This week I decided to analyze the data identifying the Top City Earners of Los Angeles. This dataset shows the payroll information for all Los Angeles City Departments, from fire chief, to police deputy chief and etc. The data type for this dataset shows each positions salary and salary type, and is organized in a way that you can compare each position with each other. The salary types are separated into categories such as base pay, permanent bonus pay, temporary bonus pay, overtime, and so on. This dataset also has filters in case someone wanted to look more in depth at the information and find out a specific job title’s specific pay in a specific category.

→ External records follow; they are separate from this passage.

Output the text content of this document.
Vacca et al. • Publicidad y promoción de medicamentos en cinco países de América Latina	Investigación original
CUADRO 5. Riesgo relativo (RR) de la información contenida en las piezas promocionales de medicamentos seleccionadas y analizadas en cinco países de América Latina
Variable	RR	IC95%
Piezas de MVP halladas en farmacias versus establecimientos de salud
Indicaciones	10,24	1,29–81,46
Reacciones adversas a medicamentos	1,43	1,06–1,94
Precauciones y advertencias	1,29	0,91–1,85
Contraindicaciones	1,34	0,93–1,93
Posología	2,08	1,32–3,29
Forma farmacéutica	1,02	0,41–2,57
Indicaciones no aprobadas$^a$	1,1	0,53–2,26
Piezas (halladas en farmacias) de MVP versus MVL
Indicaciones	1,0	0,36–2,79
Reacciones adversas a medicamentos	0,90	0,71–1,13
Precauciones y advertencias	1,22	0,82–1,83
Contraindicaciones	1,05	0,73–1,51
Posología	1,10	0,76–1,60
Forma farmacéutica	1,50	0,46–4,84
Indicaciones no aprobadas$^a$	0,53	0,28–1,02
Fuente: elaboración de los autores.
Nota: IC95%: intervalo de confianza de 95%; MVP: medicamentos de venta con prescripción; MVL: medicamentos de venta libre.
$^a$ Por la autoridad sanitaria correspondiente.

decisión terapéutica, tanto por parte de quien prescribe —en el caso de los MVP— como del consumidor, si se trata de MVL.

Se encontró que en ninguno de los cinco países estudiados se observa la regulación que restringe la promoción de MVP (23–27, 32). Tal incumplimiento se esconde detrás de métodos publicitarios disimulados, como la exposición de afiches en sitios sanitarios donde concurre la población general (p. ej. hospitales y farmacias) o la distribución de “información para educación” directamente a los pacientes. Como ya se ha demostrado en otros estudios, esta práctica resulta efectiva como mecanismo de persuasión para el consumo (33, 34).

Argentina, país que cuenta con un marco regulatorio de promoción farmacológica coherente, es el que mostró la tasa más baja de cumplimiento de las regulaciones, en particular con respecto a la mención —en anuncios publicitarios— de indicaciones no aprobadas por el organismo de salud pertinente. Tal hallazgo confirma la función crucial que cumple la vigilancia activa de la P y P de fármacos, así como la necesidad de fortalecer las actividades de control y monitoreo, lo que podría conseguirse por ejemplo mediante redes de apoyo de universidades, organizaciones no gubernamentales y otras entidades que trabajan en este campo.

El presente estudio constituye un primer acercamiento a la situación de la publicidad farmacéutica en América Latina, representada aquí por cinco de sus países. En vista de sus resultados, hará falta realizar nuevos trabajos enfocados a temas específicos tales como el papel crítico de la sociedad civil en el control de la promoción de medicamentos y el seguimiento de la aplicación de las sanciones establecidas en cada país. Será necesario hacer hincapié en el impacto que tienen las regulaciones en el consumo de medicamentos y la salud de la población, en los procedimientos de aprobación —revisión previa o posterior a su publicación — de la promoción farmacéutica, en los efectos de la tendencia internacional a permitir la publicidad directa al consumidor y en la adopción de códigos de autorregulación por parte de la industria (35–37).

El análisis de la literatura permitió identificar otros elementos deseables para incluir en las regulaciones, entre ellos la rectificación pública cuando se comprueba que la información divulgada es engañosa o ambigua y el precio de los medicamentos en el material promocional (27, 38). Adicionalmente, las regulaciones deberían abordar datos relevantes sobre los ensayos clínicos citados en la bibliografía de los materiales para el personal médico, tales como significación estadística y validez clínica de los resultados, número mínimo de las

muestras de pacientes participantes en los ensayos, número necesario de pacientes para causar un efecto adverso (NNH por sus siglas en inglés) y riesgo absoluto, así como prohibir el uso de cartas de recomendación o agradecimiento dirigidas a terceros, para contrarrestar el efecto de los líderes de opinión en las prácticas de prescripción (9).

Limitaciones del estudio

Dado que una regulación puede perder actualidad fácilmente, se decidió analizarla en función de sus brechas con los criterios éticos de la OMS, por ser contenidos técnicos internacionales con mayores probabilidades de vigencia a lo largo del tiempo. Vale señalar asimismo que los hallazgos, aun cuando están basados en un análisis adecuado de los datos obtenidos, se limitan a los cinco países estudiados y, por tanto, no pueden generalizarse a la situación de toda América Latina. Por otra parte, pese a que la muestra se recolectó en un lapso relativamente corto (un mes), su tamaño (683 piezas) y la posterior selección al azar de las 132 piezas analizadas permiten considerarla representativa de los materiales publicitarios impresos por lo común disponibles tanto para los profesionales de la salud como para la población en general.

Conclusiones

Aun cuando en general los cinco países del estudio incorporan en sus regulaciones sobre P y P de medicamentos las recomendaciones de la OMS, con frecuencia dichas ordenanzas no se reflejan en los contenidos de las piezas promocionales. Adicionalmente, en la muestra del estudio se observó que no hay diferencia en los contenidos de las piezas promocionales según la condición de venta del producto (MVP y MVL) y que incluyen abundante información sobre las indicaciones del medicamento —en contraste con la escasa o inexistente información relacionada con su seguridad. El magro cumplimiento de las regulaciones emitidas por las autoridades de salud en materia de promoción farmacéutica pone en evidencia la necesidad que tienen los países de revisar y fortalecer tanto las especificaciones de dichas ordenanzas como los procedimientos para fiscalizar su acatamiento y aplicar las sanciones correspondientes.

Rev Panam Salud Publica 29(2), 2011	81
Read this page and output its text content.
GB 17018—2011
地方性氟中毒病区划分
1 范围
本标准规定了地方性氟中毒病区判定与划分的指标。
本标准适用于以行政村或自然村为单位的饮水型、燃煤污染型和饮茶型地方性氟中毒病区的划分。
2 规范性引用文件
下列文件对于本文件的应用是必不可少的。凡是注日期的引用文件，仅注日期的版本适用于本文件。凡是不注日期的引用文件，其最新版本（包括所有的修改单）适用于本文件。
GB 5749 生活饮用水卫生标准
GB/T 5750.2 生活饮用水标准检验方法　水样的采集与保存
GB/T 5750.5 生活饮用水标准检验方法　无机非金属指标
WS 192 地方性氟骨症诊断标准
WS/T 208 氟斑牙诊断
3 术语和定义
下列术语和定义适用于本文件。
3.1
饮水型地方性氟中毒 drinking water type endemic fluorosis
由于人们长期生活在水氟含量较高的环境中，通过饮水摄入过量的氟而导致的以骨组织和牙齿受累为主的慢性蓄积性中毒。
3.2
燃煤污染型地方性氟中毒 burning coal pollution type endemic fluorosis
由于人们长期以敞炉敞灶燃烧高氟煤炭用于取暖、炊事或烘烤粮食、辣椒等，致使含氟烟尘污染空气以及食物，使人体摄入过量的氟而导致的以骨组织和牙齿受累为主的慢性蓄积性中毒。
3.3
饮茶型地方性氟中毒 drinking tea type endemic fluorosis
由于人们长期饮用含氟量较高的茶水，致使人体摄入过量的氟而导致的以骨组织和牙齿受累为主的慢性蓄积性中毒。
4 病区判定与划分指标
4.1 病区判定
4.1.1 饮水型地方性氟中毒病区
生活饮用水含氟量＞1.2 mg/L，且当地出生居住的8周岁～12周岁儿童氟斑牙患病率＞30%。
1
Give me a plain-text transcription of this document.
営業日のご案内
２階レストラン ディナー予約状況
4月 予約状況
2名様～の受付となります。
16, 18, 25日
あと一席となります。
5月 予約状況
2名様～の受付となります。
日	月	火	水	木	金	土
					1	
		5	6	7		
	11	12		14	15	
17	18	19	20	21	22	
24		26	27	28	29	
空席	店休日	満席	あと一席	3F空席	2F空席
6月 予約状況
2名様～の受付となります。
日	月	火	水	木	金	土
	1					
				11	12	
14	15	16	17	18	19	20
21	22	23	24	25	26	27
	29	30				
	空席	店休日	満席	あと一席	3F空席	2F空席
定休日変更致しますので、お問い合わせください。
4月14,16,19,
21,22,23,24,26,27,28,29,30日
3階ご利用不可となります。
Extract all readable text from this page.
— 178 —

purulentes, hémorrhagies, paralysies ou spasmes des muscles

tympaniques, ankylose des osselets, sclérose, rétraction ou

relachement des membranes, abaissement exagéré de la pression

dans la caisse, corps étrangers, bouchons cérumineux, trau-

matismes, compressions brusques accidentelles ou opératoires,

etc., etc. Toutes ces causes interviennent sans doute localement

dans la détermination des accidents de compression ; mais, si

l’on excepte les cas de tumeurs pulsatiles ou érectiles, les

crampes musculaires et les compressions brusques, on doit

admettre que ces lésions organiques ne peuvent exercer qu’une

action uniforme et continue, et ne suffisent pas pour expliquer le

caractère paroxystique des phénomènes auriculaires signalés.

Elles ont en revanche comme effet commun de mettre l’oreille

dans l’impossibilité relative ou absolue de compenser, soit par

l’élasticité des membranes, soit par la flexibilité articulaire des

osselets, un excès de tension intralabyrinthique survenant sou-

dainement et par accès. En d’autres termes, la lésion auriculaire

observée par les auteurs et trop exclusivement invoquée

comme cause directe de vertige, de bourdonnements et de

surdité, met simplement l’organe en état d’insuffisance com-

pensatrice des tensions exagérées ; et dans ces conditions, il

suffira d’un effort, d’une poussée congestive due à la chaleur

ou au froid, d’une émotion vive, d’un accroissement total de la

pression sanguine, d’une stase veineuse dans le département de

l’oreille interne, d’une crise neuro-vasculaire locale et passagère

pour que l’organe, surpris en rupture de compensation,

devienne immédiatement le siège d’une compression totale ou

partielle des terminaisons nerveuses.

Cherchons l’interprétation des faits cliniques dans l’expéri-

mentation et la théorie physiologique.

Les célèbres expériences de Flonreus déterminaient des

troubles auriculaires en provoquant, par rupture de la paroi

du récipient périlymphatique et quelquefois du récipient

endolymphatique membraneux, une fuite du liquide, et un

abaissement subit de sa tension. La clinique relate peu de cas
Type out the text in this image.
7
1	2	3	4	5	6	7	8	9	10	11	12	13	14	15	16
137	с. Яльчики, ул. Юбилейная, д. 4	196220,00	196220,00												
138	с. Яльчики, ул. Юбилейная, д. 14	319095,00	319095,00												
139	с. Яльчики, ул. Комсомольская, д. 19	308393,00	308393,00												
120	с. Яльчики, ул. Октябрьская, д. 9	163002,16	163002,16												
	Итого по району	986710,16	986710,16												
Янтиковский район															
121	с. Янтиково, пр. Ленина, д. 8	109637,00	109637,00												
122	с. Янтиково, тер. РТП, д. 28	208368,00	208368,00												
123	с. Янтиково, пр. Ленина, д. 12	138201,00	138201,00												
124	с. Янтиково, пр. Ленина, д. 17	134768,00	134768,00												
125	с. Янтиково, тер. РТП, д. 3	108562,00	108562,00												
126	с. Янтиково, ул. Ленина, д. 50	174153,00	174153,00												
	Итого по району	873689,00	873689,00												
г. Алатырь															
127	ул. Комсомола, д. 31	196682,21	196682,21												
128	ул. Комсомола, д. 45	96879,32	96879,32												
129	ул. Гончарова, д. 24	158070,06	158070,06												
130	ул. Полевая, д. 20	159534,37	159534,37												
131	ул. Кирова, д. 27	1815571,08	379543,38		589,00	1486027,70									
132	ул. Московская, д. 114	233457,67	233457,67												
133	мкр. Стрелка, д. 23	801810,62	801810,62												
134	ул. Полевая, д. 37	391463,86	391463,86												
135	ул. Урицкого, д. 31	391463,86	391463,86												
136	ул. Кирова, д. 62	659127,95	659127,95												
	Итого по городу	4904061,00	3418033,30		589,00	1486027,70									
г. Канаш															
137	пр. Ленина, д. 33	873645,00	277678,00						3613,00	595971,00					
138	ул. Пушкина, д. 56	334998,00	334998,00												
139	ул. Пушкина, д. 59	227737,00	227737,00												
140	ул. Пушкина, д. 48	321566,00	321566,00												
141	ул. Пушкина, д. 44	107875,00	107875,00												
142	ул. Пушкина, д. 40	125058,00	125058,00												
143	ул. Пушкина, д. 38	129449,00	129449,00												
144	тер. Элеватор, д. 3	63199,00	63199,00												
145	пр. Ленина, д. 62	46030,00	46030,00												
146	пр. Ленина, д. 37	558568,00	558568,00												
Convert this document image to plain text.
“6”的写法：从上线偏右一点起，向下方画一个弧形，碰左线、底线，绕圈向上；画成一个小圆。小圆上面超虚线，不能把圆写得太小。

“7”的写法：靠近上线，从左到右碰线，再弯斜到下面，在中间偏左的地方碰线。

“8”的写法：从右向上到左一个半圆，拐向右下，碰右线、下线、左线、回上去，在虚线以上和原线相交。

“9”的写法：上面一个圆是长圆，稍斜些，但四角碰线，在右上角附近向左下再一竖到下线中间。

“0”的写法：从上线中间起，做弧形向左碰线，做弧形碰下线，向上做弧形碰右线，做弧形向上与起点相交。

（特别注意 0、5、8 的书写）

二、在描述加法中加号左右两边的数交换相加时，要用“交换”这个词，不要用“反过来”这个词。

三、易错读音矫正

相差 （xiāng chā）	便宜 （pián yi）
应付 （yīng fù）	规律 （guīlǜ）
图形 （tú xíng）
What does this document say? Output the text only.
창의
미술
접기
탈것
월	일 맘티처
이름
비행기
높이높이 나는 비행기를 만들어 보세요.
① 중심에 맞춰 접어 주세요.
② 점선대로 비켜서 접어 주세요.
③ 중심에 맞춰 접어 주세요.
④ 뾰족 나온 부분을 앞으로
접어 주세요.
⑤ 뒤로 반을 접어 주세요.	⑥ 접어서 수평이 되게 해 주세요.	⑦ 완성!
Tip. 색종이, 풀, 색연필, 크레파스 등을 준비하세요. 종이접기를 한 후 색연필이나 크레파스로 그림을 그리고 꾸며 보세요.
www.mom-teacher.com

Wallack and Srinivasan described ontologies as a way to look at data and find particular relationships between the different categories. When looking at this dataset, it can be said that the ontology are the different positions and the salaries for each position. This dataset would make the most sense for anyone interested in looking at how much city officials are being paid. As long as you are interested in how much city officials are being paid, the data is relevant and by being able to compare the salaries next to each other, it is also easy to see how different salaries line up next to each other. The dataset is fairly easy to understand and after playing around on the site for a bit it becomes easy to see what the data is showing. The different filters are a little confusing, but after playing around with the site, it becomes better to understand.
As thought out and well done as this dataset is, its not the best way to find out why certain jobs are paid more than others. The data would be more helpful is there was a way to understand why certain jobs make more money than others, as well as what they do in their certain positions. Why does one Fire Captain make more money than the other? What and where in Los Angeles are they working. By adding these constraints, the information would be beneficial to a different ontology.